Cubic regression spline is a form of generalized linear models in regression analysis. Also known as B-spline, it is supported by a series of interior basis functions on the interval with chosen knots. Cubic regression splines are widely used on modeling nonlinear data and interaction between variables. Unlike traditional methods such as polynomial regression or broken stick regression, cubic regression spline takes both smoothness and local influence into consideration (Faraway, 2015). According to Julian J Faraway, the basis functions need to be a continuous cubic polynomial that is nonzero on an interval defined by knots and zero anywhere else to ensure the local influence. Also, the first and second derivatives of the polynomials at each knotpoint should be continuous to achieve the overall smoothness. (Faraway, 2015). More details of cubic regression spline can be found at link
We will provides three analysis examples produced by R with package splines, STATA with package bspline and Python with package statsmodels, sklearn.metrics and patsy.

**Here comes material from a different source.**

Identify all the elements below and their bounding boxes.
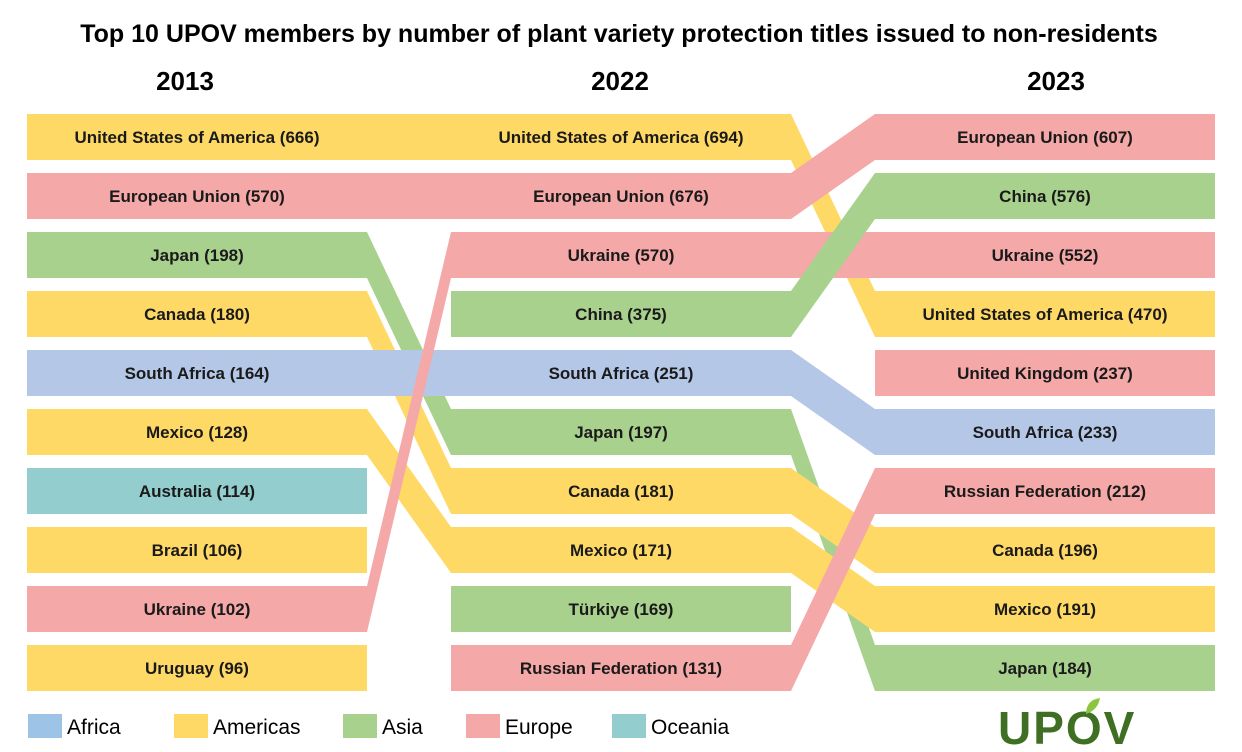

In each example, we will first clean the data and remove outliers, fit the ols and polynomial regression models as alternative and finally fit the cubic regression spline models and compare their goodness-of-fit to the alternative models.
The result shows that cubic splines have the best fit compared to ols and polynomial regression, which benefits from its focus on local influence as stated before. In addition, the fitted model of cubic splines are smooth and will be significantly better than the other two methods when applied to higher dimensional data. Limited by the scale of this tutorial, we only focus on the local influence advantage of cubic splines.